At this stage it is interesting and instructive to compare the two important valves—pyloric and ileocaecal—that play such a vital role in the processes of digestion and absorption. The differences in anatomical structure of the valves have already been pointed out. Their differences in physiological activity may now be reviewed.
ι. Material passing from the stomach through the pyloric valve is necessary for the nutrition of the individual.
Material passing through the ileocecal valve is devoid of most of its nutritional value.
2. On the proximal side of the pyloric valve is a sac (the stomach) in which much digestive activity takes place before the valve opens freely.
On the proximal side of the ileocecal valve material simply accumulates in the lower end of the ileum; the rhythmic opening of the valve is determined by contractions of the ileum, but the rate and degree of these may be influenced from the pylorus.
3. On the distal side of each valve is a saccular dilatation.
In the case of the pyloric valve the material allowed to enter this sac receives such treatment as will render it innocuous if passed back into the stomach.
In the case of the ileocecal valve, the material passing through is, after mixture with the caecal contents, definitely deleterious to the small intestine, and the lower end of the ileum is therefore specially reinforced with lymphoid tissue to deal with any backward leakage.

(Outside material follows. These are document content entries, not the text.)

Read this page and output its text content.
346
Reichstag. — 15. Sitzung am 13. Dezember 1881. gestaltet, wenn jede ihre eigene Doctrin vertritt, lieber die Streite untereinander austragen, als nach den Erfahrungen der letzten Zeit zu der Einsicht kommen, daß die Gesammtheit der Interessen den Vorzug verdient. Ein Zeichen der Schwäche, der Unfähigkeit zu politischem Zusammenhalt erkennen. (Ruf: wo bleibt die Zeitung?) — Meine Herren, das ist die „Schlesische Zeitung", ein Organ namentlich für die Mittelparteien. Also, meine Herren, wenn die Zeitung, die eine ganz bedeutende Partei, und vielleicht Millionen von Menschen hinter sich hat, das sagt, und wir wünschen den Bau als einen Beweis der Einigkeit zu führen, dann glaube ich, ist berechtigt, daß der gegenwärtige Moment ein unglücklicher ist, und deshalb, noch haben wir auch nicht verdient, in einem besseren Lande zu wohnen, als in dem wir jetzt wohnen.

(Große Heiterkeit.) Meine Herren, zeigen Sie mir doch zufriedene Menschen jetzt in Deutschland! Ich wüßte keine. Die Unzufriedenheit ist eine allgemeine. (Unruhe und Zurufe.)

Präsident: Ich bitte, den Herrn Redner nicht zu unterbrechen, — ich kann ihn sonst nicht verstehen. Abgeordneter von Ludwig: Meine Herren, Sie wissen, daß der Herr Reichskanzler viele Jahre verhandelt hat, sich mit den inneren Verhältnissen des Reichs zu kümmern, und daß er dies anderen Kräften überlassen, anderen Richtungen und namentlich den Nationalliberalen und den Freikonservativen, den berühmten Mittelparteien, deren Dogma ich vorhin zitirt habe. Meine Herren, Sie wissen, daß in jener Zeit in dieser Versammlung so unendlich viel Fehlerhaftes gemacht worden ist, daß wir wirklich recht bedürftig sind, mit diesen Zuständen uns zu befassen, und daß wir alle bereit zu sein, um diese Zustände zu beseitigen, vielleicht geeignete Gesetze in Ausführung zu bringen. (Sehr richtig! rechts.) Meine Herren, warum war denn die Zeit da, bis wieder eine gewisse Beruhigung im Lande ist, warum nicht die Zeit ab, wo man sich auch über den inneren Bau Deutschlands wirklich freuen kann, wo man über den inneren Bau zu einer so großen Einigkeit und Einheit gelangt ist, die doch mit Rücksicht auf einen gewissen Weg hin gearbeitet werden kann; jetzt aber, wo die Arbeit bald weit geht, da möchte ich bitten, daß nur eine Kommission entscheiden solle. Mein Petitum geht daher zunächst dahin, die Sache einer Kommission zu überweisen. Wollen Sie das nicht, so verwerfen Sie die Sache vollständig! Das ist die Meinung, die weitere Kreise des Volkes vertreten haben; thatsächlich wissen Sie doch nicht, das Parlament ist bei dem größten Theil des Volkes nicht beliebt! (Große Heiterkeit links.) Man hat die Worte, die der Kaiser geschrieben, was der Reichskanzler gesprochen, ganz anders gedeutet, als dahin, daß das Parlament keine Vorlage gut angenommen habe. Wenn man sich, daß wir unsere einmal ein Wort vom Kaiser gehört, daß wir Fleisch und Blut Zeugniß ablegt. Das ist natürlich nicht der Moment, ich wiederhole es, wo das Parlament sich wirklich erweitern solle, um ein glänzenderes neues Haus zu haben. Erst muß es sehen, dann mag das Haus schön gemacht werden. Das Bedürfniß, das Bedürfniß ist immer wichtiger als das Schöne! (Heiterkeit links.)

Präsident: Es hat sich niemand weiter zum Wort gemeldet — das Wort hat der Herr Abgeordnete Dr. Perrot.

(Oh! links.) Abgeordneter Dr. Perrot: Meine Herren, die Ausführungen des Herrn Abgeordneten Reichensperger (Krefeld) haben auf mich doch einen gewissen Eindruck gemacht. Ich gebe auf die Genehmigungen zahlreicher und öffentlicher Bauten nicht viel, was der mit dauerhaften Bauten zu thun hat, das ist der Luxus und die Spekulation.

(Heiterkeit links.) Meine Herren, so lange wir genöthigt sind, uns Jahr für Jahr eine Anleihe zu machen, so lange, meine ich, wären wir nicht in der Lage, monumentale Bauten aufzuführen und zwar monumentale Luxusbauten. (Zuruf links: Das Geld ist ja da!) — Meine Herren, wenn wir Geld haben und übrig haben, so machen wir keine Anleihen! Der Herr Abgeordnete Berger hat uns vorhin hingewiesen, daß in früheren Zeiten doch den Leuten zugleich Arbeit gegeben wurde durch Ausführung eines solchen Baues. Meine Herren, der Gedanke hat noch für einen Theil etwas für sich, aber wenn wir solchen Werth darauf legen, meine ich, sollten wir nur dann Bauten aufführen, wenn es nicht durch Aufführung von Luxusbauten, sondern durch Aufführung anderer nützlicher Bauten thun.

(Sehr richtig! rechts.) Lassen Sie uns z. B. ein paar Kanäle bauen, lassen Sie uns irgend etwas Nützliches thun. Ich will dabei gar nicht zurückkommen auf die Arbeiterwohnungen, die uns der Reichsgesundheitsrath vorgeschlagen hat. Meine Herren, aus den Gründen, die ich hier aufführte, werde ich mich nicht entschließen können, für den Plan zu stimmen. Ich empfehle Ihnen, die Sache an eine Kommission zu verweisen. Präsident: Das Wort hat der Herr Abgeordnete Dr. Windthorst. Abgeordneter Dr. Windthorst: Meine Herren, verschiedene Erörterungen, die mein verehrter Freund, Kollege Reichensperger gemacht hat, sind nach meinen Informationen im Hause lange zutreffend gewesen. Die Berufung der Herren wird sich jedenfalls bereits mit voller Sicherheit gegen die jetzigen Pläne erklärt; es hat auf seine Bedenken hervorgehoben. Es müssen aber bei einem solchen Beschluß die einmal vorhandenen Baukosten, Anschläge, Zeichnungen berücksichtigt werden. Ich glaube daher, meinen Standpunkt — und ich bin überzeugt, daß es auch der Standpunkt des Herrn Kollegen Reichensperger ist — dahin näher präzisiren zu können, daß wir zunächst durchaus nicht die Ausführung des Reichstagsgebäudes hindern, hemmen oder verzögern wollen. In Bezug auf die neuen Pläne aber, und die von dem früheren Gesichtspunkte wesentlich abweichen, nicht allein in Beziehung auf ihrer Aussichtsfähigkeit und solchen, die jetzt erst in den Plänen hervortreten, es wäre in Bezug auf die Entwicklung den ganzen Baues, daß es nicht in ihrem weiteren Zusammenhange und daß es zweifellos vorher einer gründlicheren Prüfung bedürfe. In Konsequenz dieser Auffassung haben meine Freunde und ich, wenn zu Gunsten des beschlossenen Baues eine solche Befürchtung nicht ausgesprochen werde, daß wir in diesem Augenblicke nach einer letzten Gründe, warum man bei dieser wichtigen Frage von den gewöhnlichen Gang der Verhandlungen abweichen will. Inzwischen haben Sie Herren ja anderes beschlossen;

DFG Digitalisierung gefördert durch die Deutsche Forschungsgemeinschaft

The statement that “apparently the ideal which our vital mechanisms strive to attain is sterility of the alimentary tract above the ileocaecal valve with very free bacterial growth below that barrier”, emphasizes this point.

4. The pyloric valve acts primarily as a guard against unsuitable material leaving the stomach in the early stages of digestion—but it is also designed to allow a reflux of material from the duodenum into the stomach in the later stages of the digestive processes.
The ileocecal valve acts as a guard against material leaving the small intestine too rapidly, i.e., before sufficient time has been given for absorption. It also acts as a guard against unsuitable material entering the small intestine from below and is therefore designed to prevent any reflux.
5. There is a striking difference in mechanism between the two valves.
At the beginning of digestion the pyloric valve (except possibly for a minute aperture) is tightly closed, but during the process of digestion the pyloric orifice gradually enlarges until it is relatively of large size.
The ileocecal valve opens at intervals to permit the passage of material and then immediately closes again.
6. The muscular coat of the pyloric end of the stomach (except for a few longitudinal fibres) stops abruptly at the pyloric valve; related to this is the fact that the peristaltic waves of the stomach end at the pylorus and are not con-
tinued over the duodenal cap.
The muscular coat of the ileum is continued over the
ileocecal valve on to the caecum; peristaltic waves travelling down the ileum sometimes continue over the ileocaecalvalve to the wall of the caecum.